April 6, 2017
Editor’s note: This post first appeared on the 23andMe main blog.
The U.S. Food and Drug Administration granted 23andMe authorization to offer 10 genetic health risk reports including late-onset Alzheimer’s disease, Parkinson’s disease, celiac disease and a condition associated with harmful blood clots.
For several years, 23andMe has worked on demonstrating that its reports are easy to understand and analytically valid in order to meet FDA requirements. The decision this week provides a clear pathway for submitting additional genetic health risk reports for the FDA’s consideration.
“The FDA has embraced innovation and has empowered people by authorizing direct access to this information,” said 23andMe co-founder and CEO Anne Wojcicki. “It is a significant step forward for 23andMe and for the adoption of personal genetics.”
|Authorized Genetic Health Risk Reports
Alpha-1 Antitrypsin Deficiency (AATD)
Early-Onset Primary Dystonia (DYT1/TOR1A-Related)
Factor XI Deficiency
Late-Onset Alzheimer’s Disease
The decision on these reports came through the FDA’s de novo classification process. This is a regulatory pathway for first-of-its-kind medical devices that the FDA considers low to moderate risk, but have special controls to ensure safety, effectiveness and accuracy. For this authorization, 23andMe conducted extensive validation studies for accuracy and user comprehension that met FDA standards.
23andMe is now the only company authorized by the FDA to provide personal genetic health risk reports without a prescription. These reports provide individuals with information about genetic variants that could increase their personal risk for certain diseases.
The company will release its first set of new genetic health risk reports including late-onset Alzheimer’s disease, Parkinson’s disease, hereditary thrombophilia, alpha-1 antitrypsin deficiency, and a new carrier status report for Gaucher’s disease in April, with additional reports to follow. New 23andMe Health + Ancestry customers in the U.S. will have access to these reports.

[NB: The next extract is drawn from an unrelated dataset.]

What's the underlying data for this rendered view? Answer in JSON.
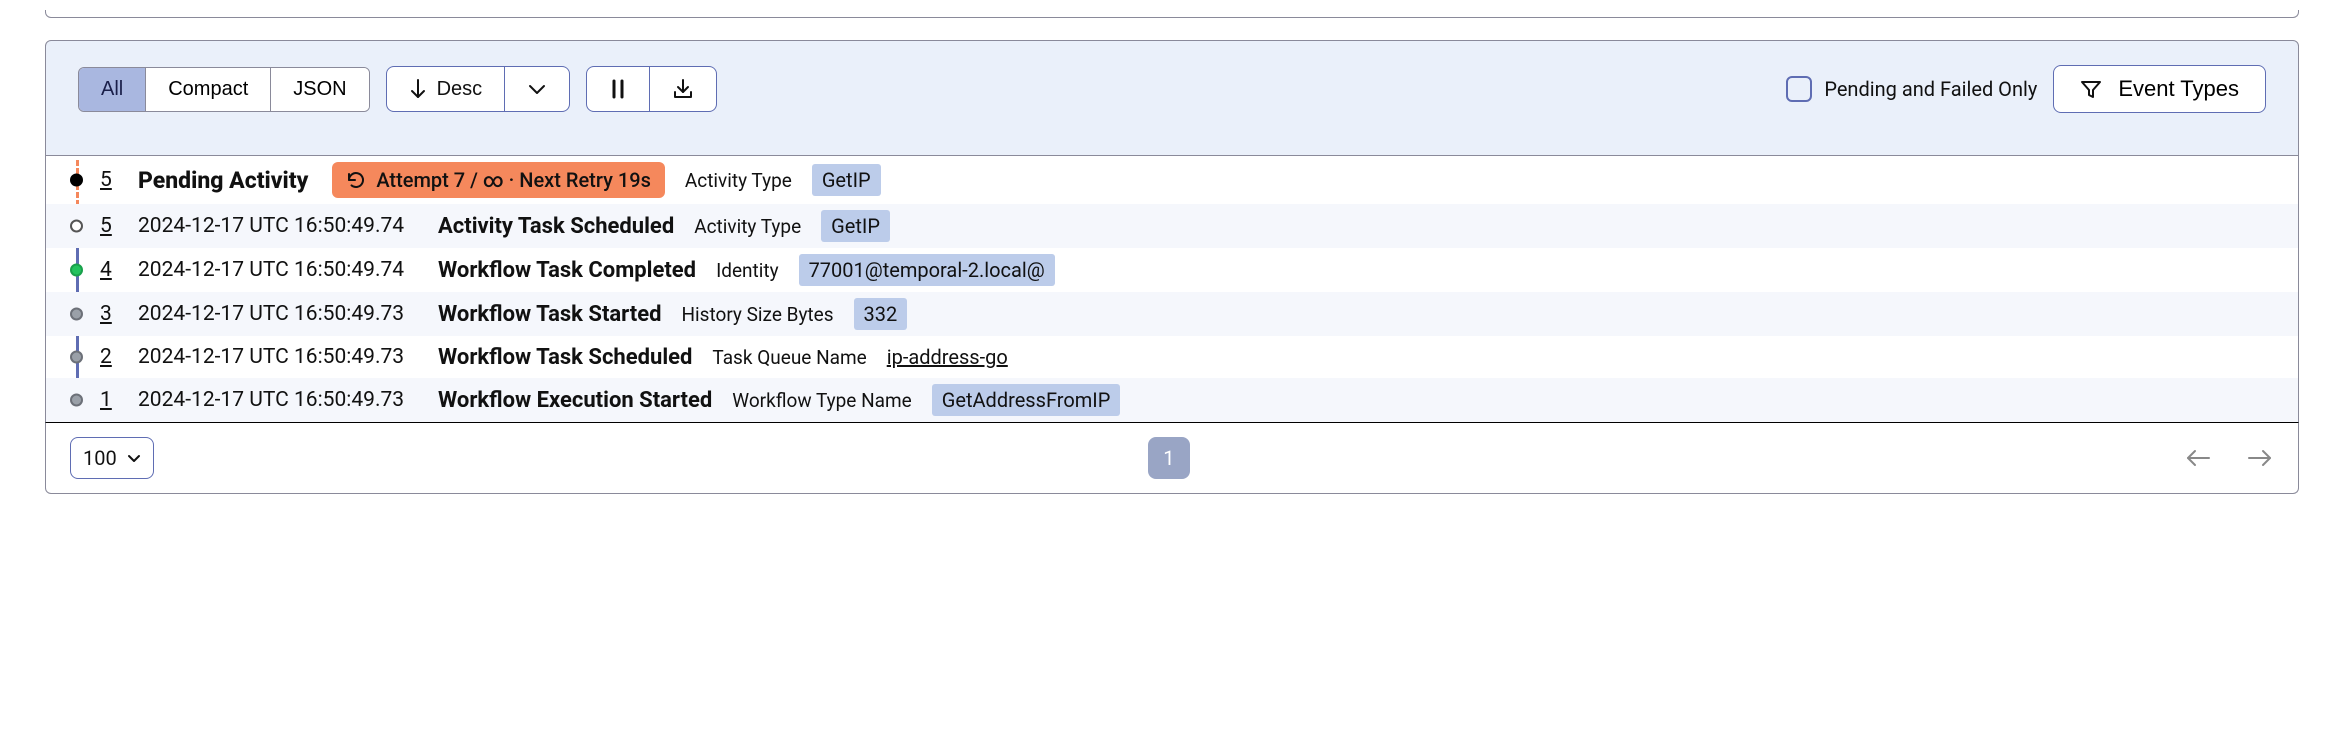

Current 23andMe customers will be notified directly on their eligibility for receiving the new genetic health risk reports.

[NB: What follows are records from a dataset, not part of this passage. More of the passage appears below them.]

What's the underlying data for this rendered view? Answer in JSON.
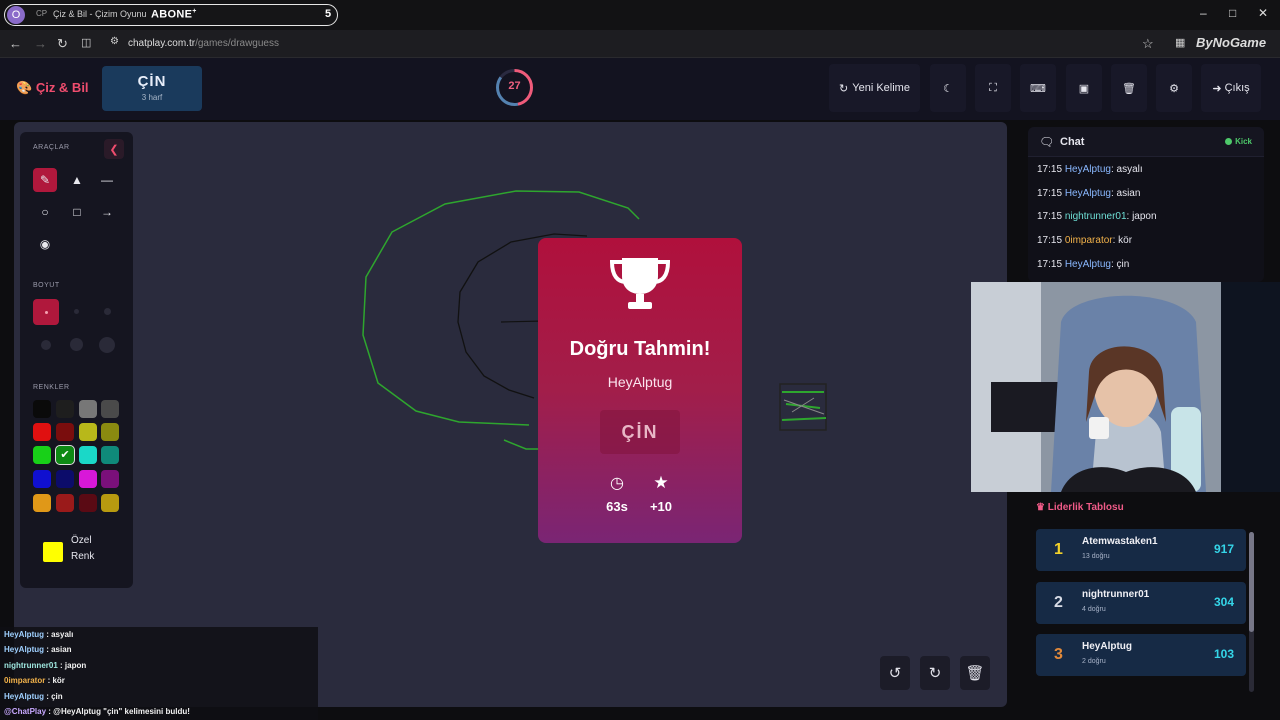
{
  "browser": {
    "profile_initial": "O",
    "tab_title": "Çiz & Bil - Çizim Oyunu",
    "tab_overlay_label": "ABONE",
    "tab_overlay_count": "5",
    "url_host": "chatplay.com.tr",
    "url_path": "/games/drawguess",
    "extension_label": "ByNoGame"
  },
  "header": {
    "logo": "Çiz & Bil",
    "word": "ÇİN",
    "word_hint": "3 harf",
    "timer_value": "27",
    "timer_fraction_remaining": 0.85,
    "new_word_label": "Yeni Kelime",
    "exit_label": "Çıkış"
  },
  "tools": {
    "tools_label": "ARAÇLAR",
    "size_label": "BOYUT",
    "colors_label": "RENKLER",
    "custom_color_label_1": "Özel",
    "custom_color_label_2": "Renk",
    "custom_color": "#ffff00",
    "selected_color": "#0e8a14",
    "palette": [
      "#0a0a0a",
      "#1e1e1e",
      "#777777",
      "#4a4a4a",
      "#e01010",
      "#7a0d0d",
      "#b8b81a",
      "#8a8a10",
      "#18d018",
      "#0e8a14",
      "#1ad8c8",
      "#0f8a7a",
      "#1010d0",
      "#0c0c6a",
      "#d818d8",
      "#7a107a",
      "#e09818",
      "#9a1a1a",
      "#5a0a14",
      "#b89a10"
    ]
  },
  "modal": {
    "title": "Doğru Tahmin!",
    "player": "HeyAlptug",
    "word": "ÇİN",
    "time": "63s",
    "points": "+10"
  },
  "overlay_chat": [
    {
      "user": "HeyAlptug",
      "text": " : asyalı"
    },
    {
      "user": "HeyAlptug",
      "text": " : asian"
    },
    {
      "user": "nightrunner01",
      "text": " : japon"
    },
    {
      "user": "0imparator",
      "text": " : kör"
    },
    {
      "user": "HeyAlptug",
      "text": " : çin"
    },
    {
      "user": "@ChatPlay",
      "text": " : @HeyAlptug \"çin\" kelimesini buldu!"
    }
  ],
  "chat": {
    "title": "Chat",
    "status": "Kick",
    "messages": [
      {
        "time": "17:15",
        "user": "HeyAlptug",
        "text": ": asyalı"
      },
      {
        "time": "17:15",
        "user": "HeyAlptug",
        "text": ": asian"
      },
      {
        "time": "17:15",
        "user": "nightrunner01",
        "text": ": japon"
      },
      {
        "time": "17:15",
        "user": "0imparator",
        "text": ": kör"
      },
      {
        "time": "17:15",
        "user": "HeyAlptug",
        "text": ": çin"
      }
    ]
  },
  "leaderboard": {
    "title": "Liderlik Tablosu",
    "rows": [
      {
        "rank": "1",
        "name": "Atemwastaken1",
        "sub": "13 doğru",
        "score": "917",
        "color": "#f2d12a"
      },
      {
        "rank": "2",
        "name": "nightrunner01",
        "sub": "4 doğru",
        "score": "304",
        "color": "#d8dce6"
      },
      {
        "rank": "3",
        "name": "HeyAlptug",
        "sub": "2 doğru",
        "score": "103",
        "color": "#e38a3a"
      }
    ]
  }
}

In addition to the authorization, the FDA indicated it will create something called a “Class II exemption” for 23andMe’s substantially equivalent reports. This opens a pathway for 23andMe to release additional genetic health risk reports that meet this “substantially equivalent” designation.
Prior to this most recent authorization, the FDA authorized 23andMe in February of 2015 to market the first direct-to-consumer genetic test for Bloom Syndrome under the de novo pathway. This in turn enabled the company to bring back more than 35 carrier status reports which identify inherited recessive variants.
Genetic health risk reports, by contrast, convey personal health risk, necessitating a separate FDA review classification pathway. In its decision this week, the FDA specifically authorized 23andMe to market genetic health risk reports through the de novo classification pathway including: alpha-1 antitrypsin deficiency (AATD), celiac disease, G6PD deficiency, hereditary thrombophilia which is associated with blood clotting, early-onset primary dystonia, hereditary hemochromatosis, which is associated with iron overload in the blood, among other reports.
Answers to some of your questions:
Does this mean 23andMe will bring back all the health reports they previously offered to customers?
We will continue to work with the FDA to offer additional genetic health risk reports to our customers — we can’t speculate on specific new reports or the timing of those reports.
What is a ‘genetic health risk’ report?
A genetic health risk report offers customers the opportunity to see whether they have genetic variants that affect their chances of developing certain health conditions. Some variants can add to a person’s risk, some can lower their risk and others have no effect. Not everyone with a risk variant will develop the health condition and not having a genetic variant does not eliminate the risk of the health condition.
What does it mean to be granted a de novo authorization?
The Food and Drug Administration Modernization Act of 1997 (FDAMA) added the de novo classification option, which provides an alternate pathway to classify novel devices of low to moderate risk. The de novo process is used by the FDA to grant marketing authorization for devices that are new and unlike any other on the market. In addition de novo marketing authorization means that 23andMe met the FDA’s premarket requirements to demonstrate the following: accuracy, validity and user comprehension.
When will you be getting clearance for the other health reports?
We do not know, but we will continue to work in close collaboration with the FDA, on additional submissions for other genetic health risk reports.
Will this speed up the process for authorization of other reports?
23andMe has now established a regulatory pathway with FDA and designed and validated its products to meet those standards.